Despite the evidence of a less dynamic and competitive labour market, the CIPD's survey shows employers’ basic pay increase expectations for the next 12 months have not fallen since our previous survey and remain at 4% overall. These sit at 4% in the private and voluntary sectors and 3% in the public sector.

Cockett continues: “There has been no change in pay increase expectations since last quarter. However, the gap between public and private pay awards continues, with the rate of inflation now sitting between these two figures.

“While employers pay rise expectations remain above pre-pandemic levels, we would expect them to adjust their plans for pay rises in the coming months, as inflation falls and the labour market continues to slow.”

The latest Labour Market Outlook report surveyed 2,009 employers in March and April 2024 about their approaches to pay, staffing levels and addressing vacancies. Other key findings include:

UK employers continue to have hard-to-fill vacancies

  • 37% of employers report hard-to-fill vacancies. Over half (52%) of public sector employers report hard-to-fill vacancies, compared to 33% in the private sector. Hard-to-fill vacancies are most prevalent among employers in education (58%).
  • One in five (20%) employers expect significant problems in filling vacancies the next six months.
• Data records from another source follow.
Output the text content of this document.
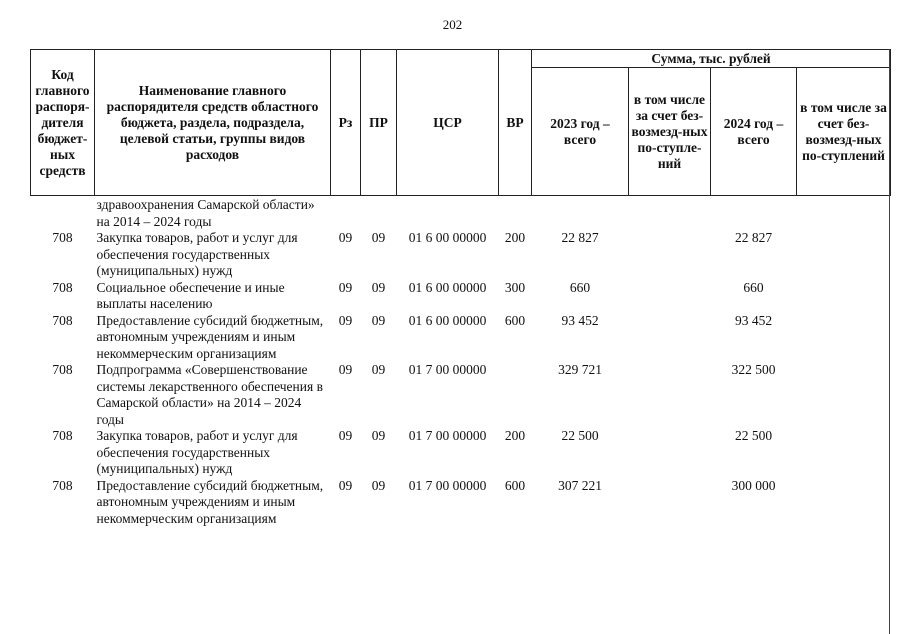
202
Код главного распоря-дителя бюджет-ных средств	Наименование главного распорядителя средств областного бюджета, раздела, подраздела, целевой статьи, группы видов расходов	Рз	ПР	ЦСР	ВР	Сумма, тыс. рублей			
						2023 год – всего	в том числе за счет без-возмезд-ных по-ступле-ний	2024 год – всего	в том числе за счет без-возмезд-ных по-ступлений
	здравоохранения Самарской области» на 2014 – 2024 годы								
708	Закупка товаров, работ и услуг для обеспечения государственных (муниципальных) нужд	09	09	01 6 00 00000	200	22 827		22 827	
708	Социальное обеспечение и иные выплаты населению	09	09	01 6 00 00000	300	660		660	
708	Предоставление субсидий бюджетным, автономным учреждениям и иным некоммерческим организациям	09	09	01 6 00 00000	600	93 452		93 452	
708	Подпрограмма «Совершенствование системы лекарственного обеспечения в Самарской области» на 2014 – 2024 годы	09	09	01 7 00 00000		329 721		322 500	
708	Закупка товаров, работ и услуг для обеспечения государственных (муниципальных) нужд	09	09	01 7 00 00000	200	22 500		22 500	
708	Предоставление субсидий бюджетным, автономным учреждениям и иным некоммерческим организациям	09	09	01 7 00 00000	600	307 221		300 000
This rate increases to two in five (39%) in the public sector.

Workforce growth expectations vary significantly across different sectors

  • The net employment balance is just +3 in the public sector, compared to +24 in the private sector, demonstrating the gap between public and private sector employment intentions.
  • Employers in the public sector are twice as likely as those in the private sector to decrease their total staff level over this period (19% v 9%). Overall, 11% of UK employers are looking to decrease staff levels in the next three months.